Плохи твои дела, подумал я, поражаясь его удивительной беспомощности, ребячливости поступков и глубине испытываемой им горечи.
Я не пошел в домик, расстелил полушубок у кострища, завернулся в одеяло и закрыл глаза. Но сон мой прервали звуки автомобиля, голоса, приглушенный смех, Харун кого-то встречал, может быть, начальство — голос его звучал с подобострастным задором и радушием. И тут я отчетливо услышал:
— Пошла… н-ну, брысь! — Обидчивое взвизгивание собачки, смех Алеши Салтыкова и хныкающий голос Зейды.
Мне снилась луна, знобящий холод ее; просыпаясь, я порывался уйти в избушку, но вспоминал про харуновых гостей и засыпал опять. Поднялся рано — все еще спали — и побежал к озеру, побежал дальше, вдоль берега, с каждым мгновением согреваясь, ощущая легкость в теле, ясность в голове. Возвращался я березняком и не спешил — не хотелось самому готовить завтрак, а хозяева, наверное, спали.
Приближаясь к становищу, я увидел бегущую ко мне Делю.
— А я ищу… — Голос ее прерывался, будто она долго бежала. — Где ты был, провожал Апуша? Сумасшедшее утро!..
— Прекрасное утро. А что, Апуш уехал?
— Удрал, как только узнал, что Салтыков приехал.
— Черти, приехали ночью, сон перебили. Зейда со своей собачкой: «Пошла, брысь!»

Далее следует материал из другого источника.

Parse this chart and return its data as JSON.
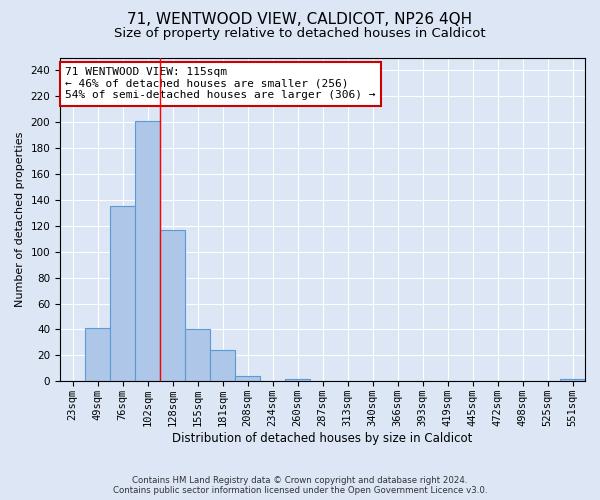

— Рустем, — сказала она, глядя на меня пристально, — Рустем, а ведь эта людоедка околдовала Алешу. Он ослеп… или потерял рассудок, он готов ей прощать все.
— Не надо, — сказал я тихо, — я знаю Алешу.

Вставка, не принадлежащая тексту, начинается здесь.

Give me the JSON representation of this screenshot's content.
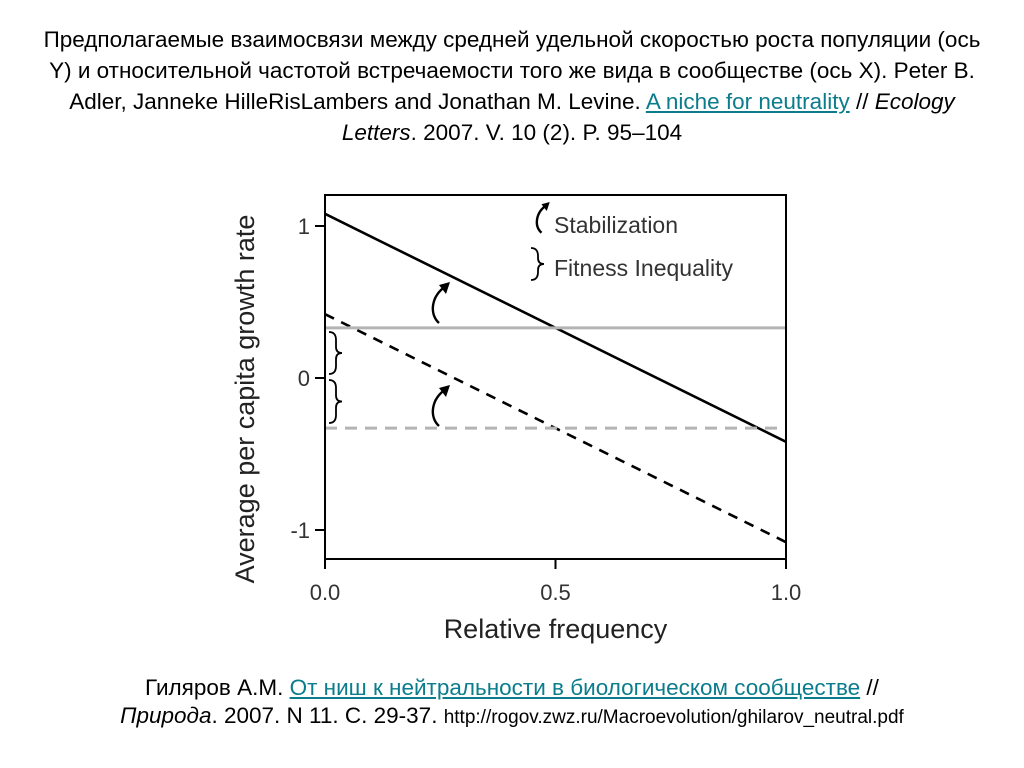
{
  "caption_top": {
    "text_before_link": "Предполагаемые взаимосвязи между средней удельной скоростью роста популяции (ось Y) и относительной частотой встречаемости того же вида в сообществе (ось X). Peter B. Adler, Janneke HilleRisLambers and Jonathan M. Levine. ",
    "link_text": "A niche for neutrality",
    "sep": " // ",
    "journal": "Ecology Letters",
    "citation_rest": ". 2007. V. 10 (2). P. 95–104"
  },
  "caption_bottom": {
    "author": "Гиляров А.М. ",
    "link_text": "От ниш к нейтральности в биологическом сообществе",
    "sep": " //",
    "journal": "Природа",
    "citation_rest": ". 2007. N 11. C. 29-37. ",
    "url": "http://rogov.zwz.ru/Macroevolution/ghilarov_neutral.pdf"
  },
  "chart_data": {
    "type": "line",
    "xlabel": "Relative frequency",
    "ylabel": "Average per capita growth rate",
    "xlim": [
      0,
      1
    ],
    "ylim": [
      -1.2,
      1.1
    ],
    "xticks": [
      0.0,
      0.5,
      1.0
    ],
    "xtick_labels": [
      "0.0",
      "0.5",
      "1.0"
    ],
    "yticks": [
      1,
      0,
      -1
    ],
    "ytick_labels": [
      "1",
      "0",
      "-1"
    ],
    "grid": false,
    "series": [
      {
        "style": "solid",
        "color": "#000000",
        "x": [
          0,
          1
        ],
        "y": [
          1.08,
          -0.42
        ]
      },
      {
        "style": "dashed",
        "color": "#000000",
        "x": [
          0,
          1
        ],
        "y": [
          0.42,
          -1.08
        ]
      },
      {
        "style": "solid",
        "color": "#b4b4b4",
        "x": [
          0,
          1
        ],
        "y": [
          0.33,
          0.33
        ]
      },
      {
        "style": "dashed",
        "color": "#b4b4b4",
        "x": [
          0,
          1
        ],
        "y": [
          -0.33,
          -0.33
        ]
      }
    ],
    "legend": {
      "placement": "top-right",
      "entries": [
        {
          "symbol": "curved-arrow",
          "label": "Stabilization"
        },
        {
          "symbol": "brace",
          "label": "Fitness Inequality"
        }
      ]
    },
    "annotations": [
      {
        "symbol": "curved-arrow",
        "x": 0.24,
        "y": 0.5
      },
      {
        "symbol": "curved-arrow",
        "x": 0.24,
        "y": -0.18
      },
      {
        "symbol": "brace",
        "x": 0.02,
        "y": 0.2
      },
      {
        "symbol": "brace",
        "x": 0.02,
        "y": -0.13
      }
    ]
  }
}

Зажмурившись, она сильно помотала головой.
— Помнишь, дядя Харун копал за домиком колодец, да так и бросил? Там теперь лягушки живут. Эта людоедка… выловила лягушонка, изрубила на кусочки и дала собаке. Скажи, неужели она… беременна?

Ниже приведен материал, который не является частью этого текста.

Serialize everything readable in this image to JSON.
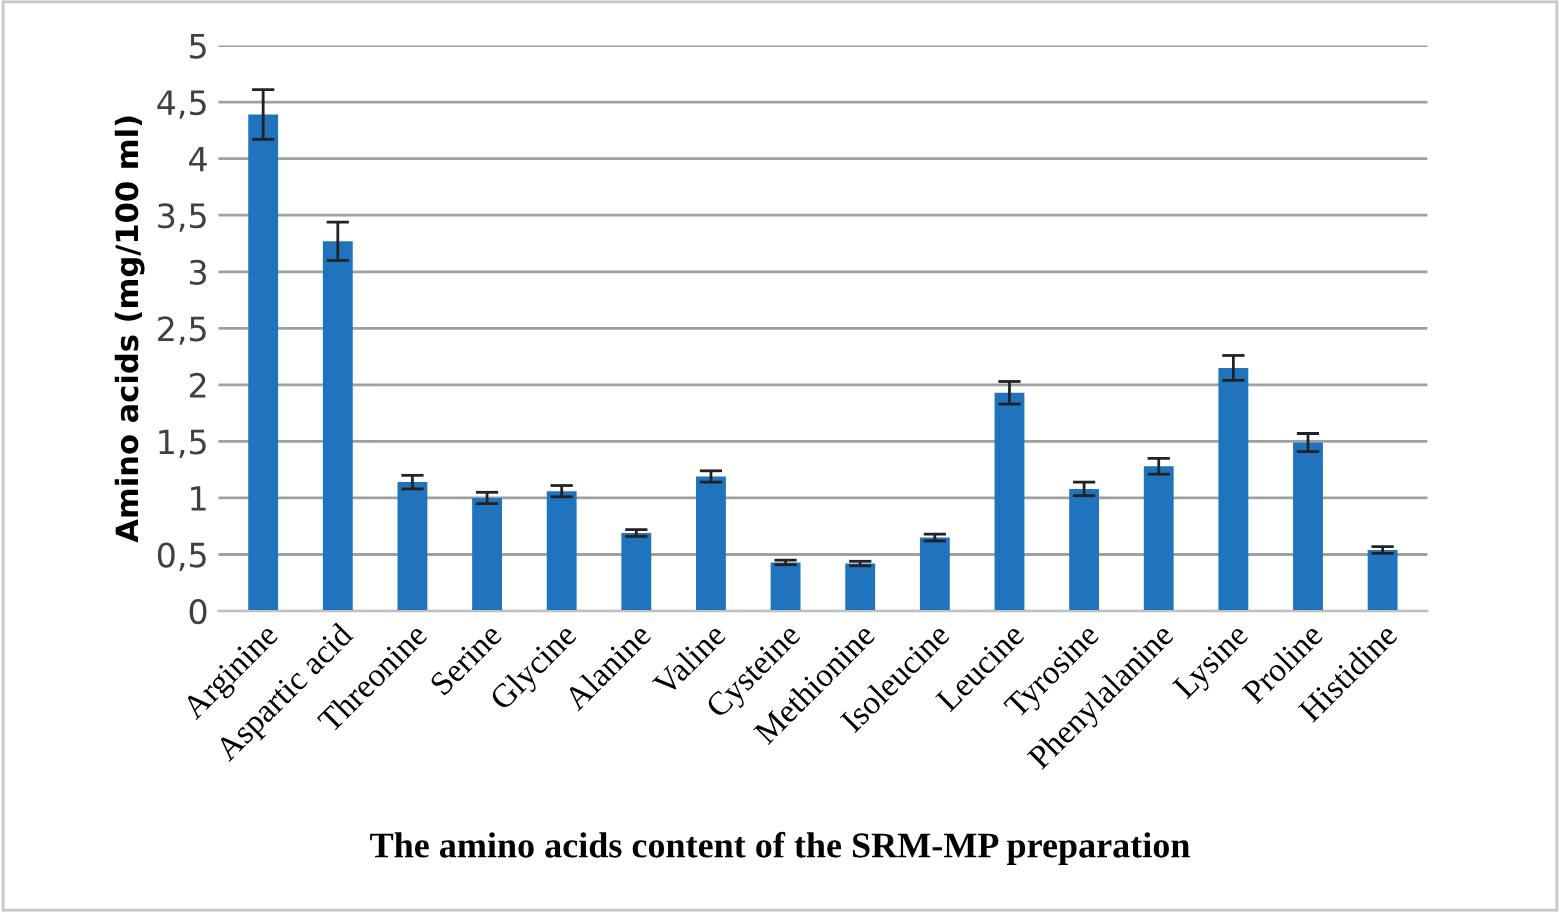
{
  "chart_data": {
    "type": "bar",
    "title": "The amino acids content of the SRM-MP preparation",
    "ylabel": "Amino acids (mg/100 ml)",
    "categories": [
      "Arginine",
      "Aspartic acid",
      "Threonine",
      "Serine",
      "Glycine",
      "Alanine",
      "Valine",
      "Cysteine",
      "Methionine",
      "Isoleucine",
      "Leucine",
      "Tyrosine",
      "Phenylalanine",
      "Lysine",
      "Proline",
      "Histidine"
    ],
    "values": [
      4.39,
      3.27,
      1.14,
      1.0,
      1.06,
      0.69,
      1.19,
      0.43,
      0.42,
      0.65,
      1.93,
      1.08,
      1.28,
      2.15,
      1.49,
      0.54
    ],
    "errors": [
      0.22,
      0.17,
      0.06,
      0.05,
      0.05,
      0.03,
      0.05,
      0.02,
      0.02,
      0.03,
      0.1,
      0.06,
      0.07,
      0.11,
      0.08,
      0.03
    ],
    "color": "#1f74bd",
    "ylim": [
      0,
      5
    ],
    "yticks": [
      0,
      {
        "value": 0.5,
        "label": "0,5"
      },
      1,
      {
        "value": 1.5,
        "label": "1,5"
      },
      2,
      {
        "value": 2.5,
        "label": "2,5"
      },
      3,
      {
        "value": 3.5,
        "label": "3,5"
      },
      4,
      {
        "value": 4.5,
        "label": "4,5"
      },
      5
    ],
    "grid": "y"
  }
}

Я схватил ее за руку и грубо дернул:
— Послушай! Не лезь, пожалуйста, в чужие дела. Это попахивает сплетней.
— Дерни, пожалуйста, еще.
Я с удивлением заметил, что все еще крепко сжимаю ее руку. Засмеявшись, я дернул и тотчас же выпустил ее руку.
— Вот и прошло, — сказала Деля. — И у меня прошло. Не будем больше об этом. И, пожалуйста, поедем домой.
— Хорошо, — согласился я.
Под камышитовым навесом, где стояли приземистый стол и скамейки из свежеструганых досок, расположились мы завтракать. Харун, угощая нас, говорил без умолку: Апуш, дескать, уехал по неотложным своим делам; Зейда и Алексей Андреевич гуляют в березняке; а он, дескать, напоит нас чаем и проедется по озеру присмотреть новые места для ондатровых жилищ. Он выглядел смущенным и, болтая, как бы старался загладить какую-то свою вину, но между тем вполне сохранял прежнюю живость и деловитость.